We finished the song to its end, all of us keeping our heads down to hide our eyes from each other.
Jimbo stood still then. “God,” he began, before any of us realized he was praying and maybe could stop him. “Well, here we are. I don’t reckon we got to tell you things have been ugly lately, and especially tonight. I don’t reckon we got to tell you things don’t look too good from where we’d be standing here in the dark. But I’ll just say it outright anyhow: Things may be even worse than we know. We may be even worse than we know, each one of us here. So all’s I know to do tonight is ask, just simple: Stand by us. Help us stand by each other. Amen.”
“Amen,” said L. J.—which I could’ve maybe predicted, since his daddy had gotten religion.
“Amen,” said my own brother, which I couldn’t have seen coming, since our daddy had always held out.
We walked Sanna to her door, Welp lagging again a few yards behind, and stayed by her side for a time, promised to meet her first thing in the morning. Then we hugged her good-bye, even L. J., who never hugged anyone. Sanna was inside the door when she turned, and I realized she’d focused on Welp, back in the shadows of the porch light’s bare bulb.
Bobby Welpler lifted one hand, only waist high but a definite wave goodnight. Then he hung his head.
Exhausted, we stumbled down Sanna’s broken concrete walk toward the drive. Emerson stopped under the plate-glass window and pointed to the one growing thing there in the red clay soil.

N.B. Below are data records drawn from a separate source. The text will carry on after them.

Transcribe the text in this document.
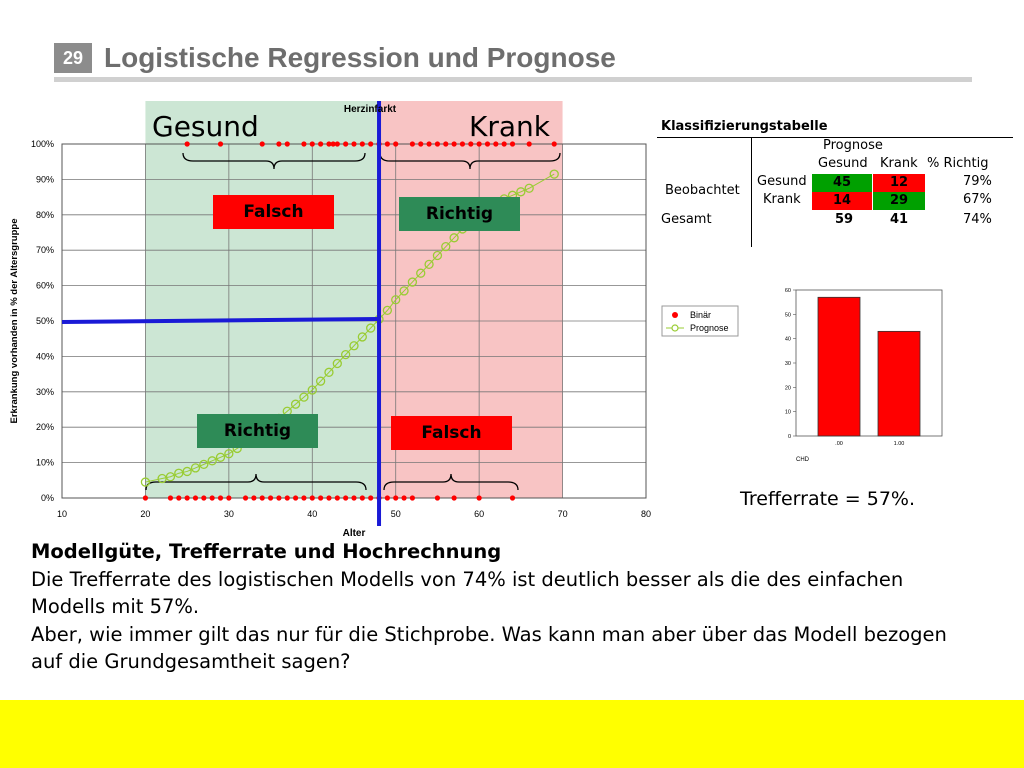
29 Logistische Regression und Prognose
0%
10%
20%
30%
40%
50%
60%
70%
80%
90%
100%
10	20	30	40	50	60	70	80
Herzinfarkt
Gesund	Krank
Alter
Erkrankung vorhanden in % der Altersgruppe	Binär
Prognose
Falsch	Richtig
Richtig	Falsch
Klassifizierungstabelle
Prognose
Gesund Krank % Richtig
Beobachtet
Gesund
Krank
45	12	79%
14	29	67%
Gesamt	59	41	74%
0
10
20
30
40
50
60
.00	1.00
CHD
Trefferrate = 57%.

Modellgüte, Trefferrate und Hochrechnung

Die Trefferrate des logistischen Modells von 74% ist deutlich besser als die des einfachen Modells mit 57%.

Aber, wie immer gilt das nur für die Stichprobe. Was kann man aber über das Modell bezogen auf die Grundgesamtheit sagen?
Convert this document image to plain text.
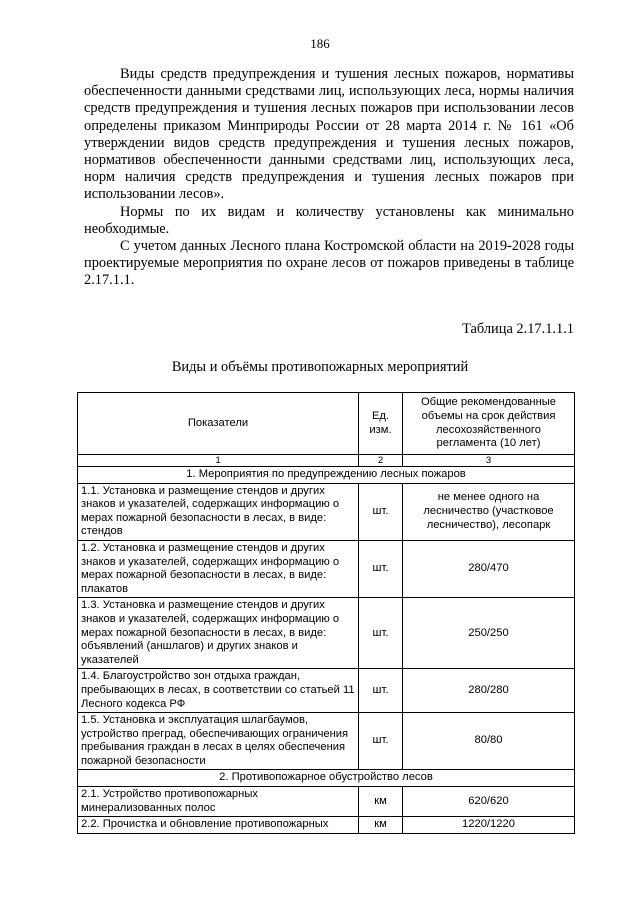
186

Виды средств предупреждения и тушения лесных пожаров, нормативы обеспеченности данными средствами лиц, использующих леса, нормы наличия средств предупреждения и тушения лесных пожаров при использовании лесов определены приказом Минприроды России от 28 марта 2014 г. № 161 «Об утверждении видов средств предупреждения и тушения лесных пожаров, нормативов обеспеченности данными средствами лиц, использующих леса, норм наличия средств предупреждения и тушения лесных пожаров при использовании лесов».

Нормы по их видам и количеству установлены как минимально необходимые.

С учетом данных Лесного плана Костромской области на 2019-2028 годы проектируемые мероприятия по охране лесов от пожаров приведены в таблице 2.17.1.1.

Таблица 2.17.1.1.1
Виды и объёмы противопожарных мероприятий
Показатели	Ед. изм.	Общие рекомендованные объемы на срок действия лесохозяйственного регламента (10 лет)
1	2	3
1. Мероприятия по предупреждению лесных пожаров		
1.1. Установка и размещение стендов и других знаков и указателей, содержащих информацию о мерах пожарной безопасности в лесах, в виде: стендов	шт.	не менее одного на лесничество (участковое лесничество), лесопарк
1.2. Установка и размещение стендов и других знаков и указателей, содержащих информацию о мерах пожарной безопасности в лесах, в виде: плакатов	шт.	280/470
1.3. Установка и размещение стендов и других знаков и указателей, содержащих информацию о мерах пожарной безопасности в лесах, в виде: объявлений (аншлагов) и других знаков и указателей	шт.	250/250
1.4. Благоустройство зон отдыха граждан, пребывающих в лесах, в соответствии со статьей 11 Лесного кодекса РФ	шт.	280/280
1.5. Установка и эксплуатация шлагбаумов, устройство преград, обеспечивающих ограничения пребывания граждан в лесах в целях обеспечения пожарной безопасности	шт.	80/80
2. Противопожарное обустройство лесов		
2.1. Устройство противопожарных минерализованных полос	км	620/620
2.2. Прочистка и обновление противопожарных	км	1220/1220
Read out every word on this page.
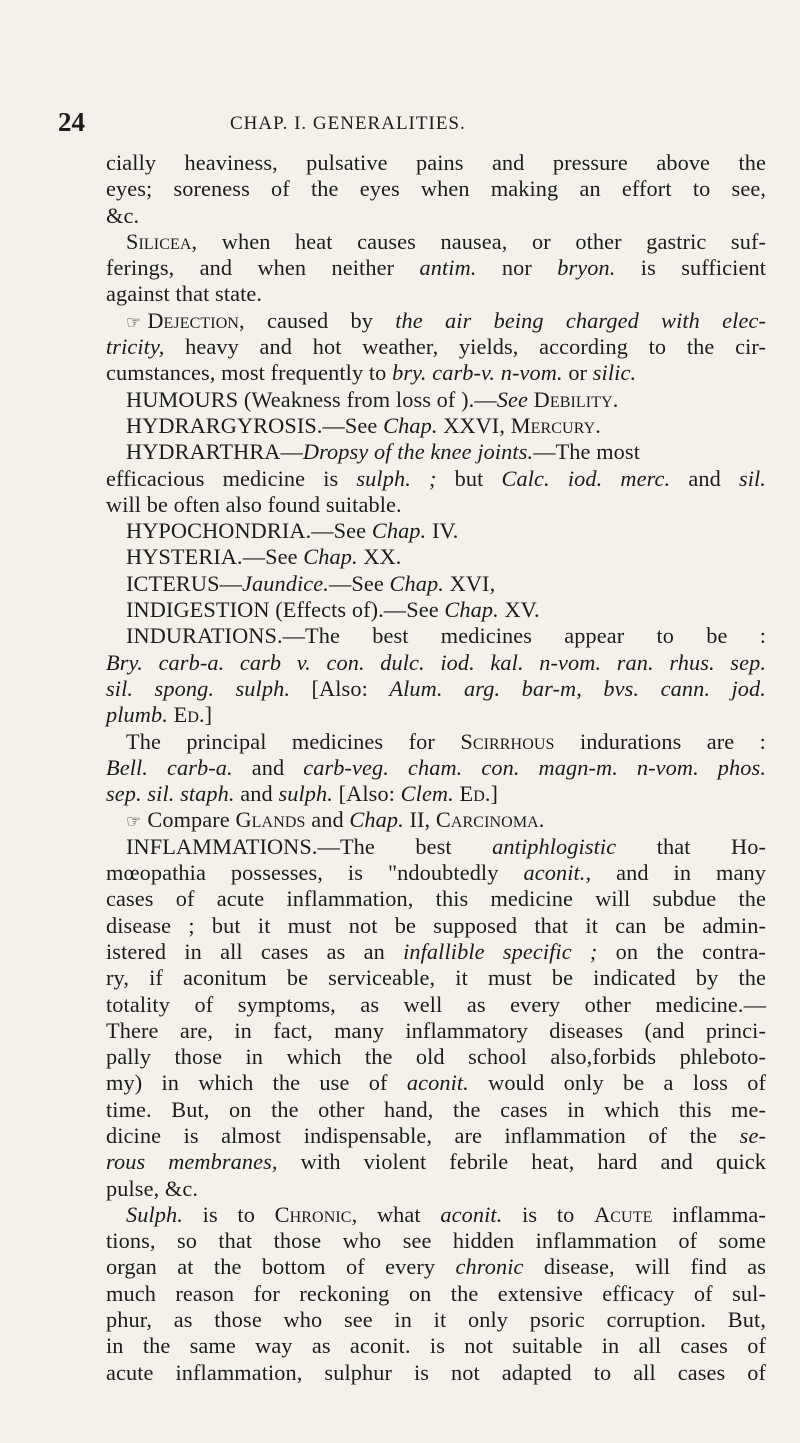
24	CHAP. I. GENERALITIES.
cially heaviness, pulsative pains and pressure above the
eyes; soreness of the eyes when making an effort to see,
&c.
Silicea, when heat causes nausea, or other gastric suf-
ferings, and when neither antim. nor bryon. is sufficient
against that state.
☞ Dejection, caused by the air being charged with elec-
tricity, heavy and hot weather, yields, according to the cir-
cumstances, most frequently to bry. carb-v. n-vom. or silic.
HUMOURS (Weakness from loss of ).—See Debility.
HYDRARGYROSIS.—See Chap. XXVI, Mercury.
HYDRARTHRA—Dropsy of the knee joints.—The most
efficacious medicine is sulph. ; but Calc. iod. merc. and sil.
will be often also found suitable.
HYPOCHONDRIA.—See Chap. IV.
HYSTERIA.—See Chap. XX.
ICTERUS—Jaundice.—See Chap. XVI,
INDIGESTION (Effects of).—See Chap. XV.
INDURATIONS.—The best medicines appear to be :
Bry. carb-a. carb v. con. dulc. iod. kal. n-vom. ran. rhus. sep.
sil. spong. sulph. [Also: Alum. arg. bar-m, bvs. cann. jod.
plumb. Ed.]
The principal medicines for Scirrhous indurations are :
Bell. carb-a. and carb-veg. cham. con. magn-m. n-vom. phos.
sep. sil. staph. and sulph. [Also: Clem. Ed.]
☞ Compare Glands and Chap. II, Carcinoma.
INFLAMMATIONS.—The best antiphlogistic that Ho-
mœopathia possesses, is "ndoubtedly aconit., and in many
cases of acute inflammation, this medicine will subdue the
disease ; but it must not be supposed that it can be admin-
istered in all cases as an infallible specific ; on the contra-
ry, if aconitum be serviceable, it must be indicated by the
totality of symptoms, as well as every other medicine.—
There are, in fact, many inflammatory diseases (and princi-
pally those in which the old school also,forbids phleboto-
my) in which the use of aconit. would only be a loss of
time. But, on the other hand, the cases in which this me-
dicine is almost indispensable, are inflammation of the se-
rous membranes, with violent febrile heat, hard and quick
pulse, &c.
Sulph. is to Chronic, what aconit. is to Acute inflamma-
tions, so that those who see hidden inflammation of some
organ at the bottom of every chronic disease, will find as
much reason for reckoning on the extensive efficacy of sul-
phur, as those who see in it only psoric corruption. But,
in the same way as aconit. is not suitable in all cases of
acute inflammation, sulphur is not adapted to all cases of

“A pink rosebush,” he said. “How long has that been there?”
I looked at Bo, who shrugged. “Some time now.”
Em turned to face Jimbo. “If I weren’t so dog tired and worried about Sanna, I swear I’d punch you again. I reckon you told her the rosebush was from you.”

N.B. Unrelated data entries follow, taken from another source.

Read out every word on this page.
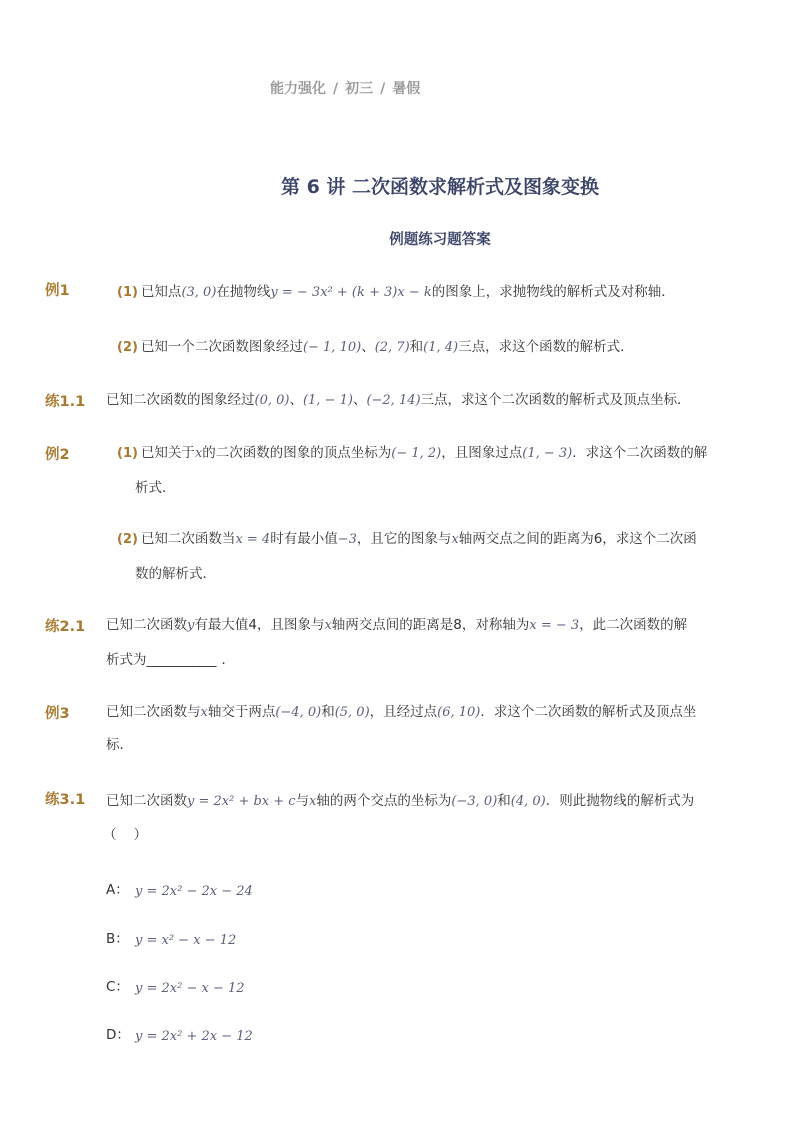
能力强化 / 初三 / 暑假
第 6 讲 二次函数求解析式及图象变换
例题练习题答案
例1	(1) 已知点(3, 0)在抛物线y = − 3x² + (k + 3)x − k的图象上，求抛物线的解析式及对称轴．
(2) 已知一个二次函数图象经过(− 1, 10)、(2, 7)和(1, 4)三点，求这个函数的解析式．
练1.1 已知二次函数的图象经过(0, 0)、(1, − 1)、(−2, 14)三点，求这个二次函数的解析式及顶点坐标．
例2	(1) 已知关于x的二次函数的图象的顶点坐标为(− 1, 2)，且图象过点(1, − 3)．求这个二次函数的解
析式．
(2) 已知二次函数当x = 4时有最小值−3，且它的图象与x轴两交点之间的距离为6，求这个二次函
数的解析式．
练2.1 已知二次函数y有最大值4，且图象与x轴两交点间的距离是8，对称轴为x = − 3，此二次函数的解
析式为____________ ．
例3	已知二次函数与x轴交于两点(−4, 0)和(5, 0)，且经过点(6, 10)．求这个二次函数的解析式及顶点坐
标．
练3.1 已知二次函数y = 2x² + bx + c与x轴的两个交点的坐标为(−3, 0)和(4, 0)．则此抛物线的解析式为
（    ）
A： y = 2x² − 2x − 24
B： y = x² − x − 12
C： y = 2x² − x − 12
D： y = 2x² + 2x − 12
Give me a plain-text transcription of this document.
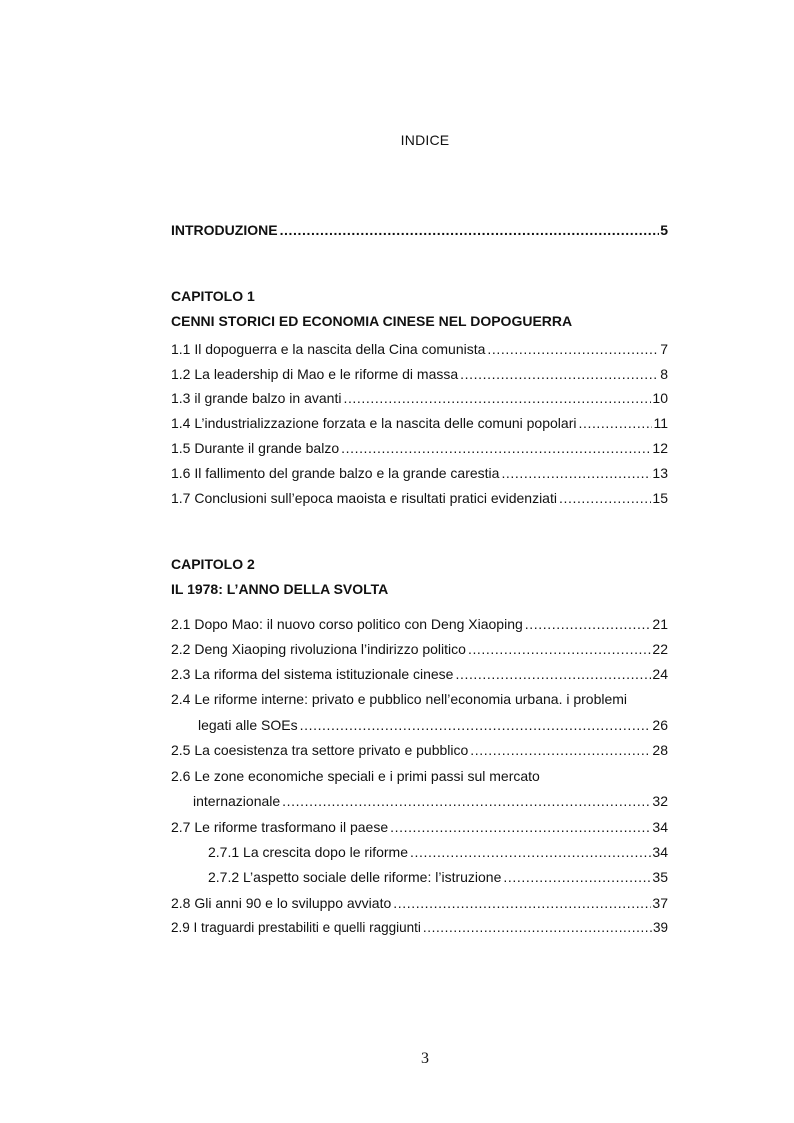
INDICE
INTRODUZIONE .....	5
CAPITOLO 1
CENNI STORICI ED ECONOMIA CINESE NEL DOPOGUERRA
1.1 Il dopoguerra e la nascita della Cina comunista .....	7
1.2 La leadership di Mao e le riforme di massa .....	8
1.3 il grande balzo in avanti .....	10
1.4 L’industrializzazione forzata e la nascita delle comuni popolari .....	11
1.5 Durante il grande balzo .....	12
1.6 Il fallimento del grande balzo e la grande carestia .....	13
1.7 Conclusioni sull’epoca maoista e risultati pratici evidenziati .....	15
CAPITOLO 2
IL 1978: L’ANNO DELLA SVOLTA
2.1 Dopo Mao: il nuovo corso politico con Deng Xiaoping .....	21
2.2 Deng Xiaoping rivoluziona l’indirizzo politico .....	22
2.3 La riforma del sistema istituzionale cinese .....	24
2.4 Le riforme interne: privato e pubblico nell’economia urbana. i problemi
legati alle SOEs .....	26
2.5 La coesistenza tra settore privato e pubblico .....	28
2.6 Le zone economiche speciali e i primi passi sul mercato
internazionale .....	32
2.7 Le riforme trasformano il paese .....	34
2.7.1 La crescita dopo le riforme .....	34
2.7.2 L’aspetto sociale delle riforme: l’istruzione .....	35
2.8 Gli anni 90 e lo sviluppo avviato .....	37
2.9 I traguardi prestabiliti e quelli raggiunti .....	39
3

Bo shook his head. “Told her it was compliments of Big Dog Lawn and Garden. Planted it late one night so she’d never so much as know which of us stuck it in the ground. Honest.”
Em looked from Bo to the bush, and we followed his gaze, all of us staring at the rose like it might speak.
“It’s flourishing there,” I finally said.
We waited until Sanna’s house lights shut off.
Then Jimbo charged, not back toward the truck, but towards the woods.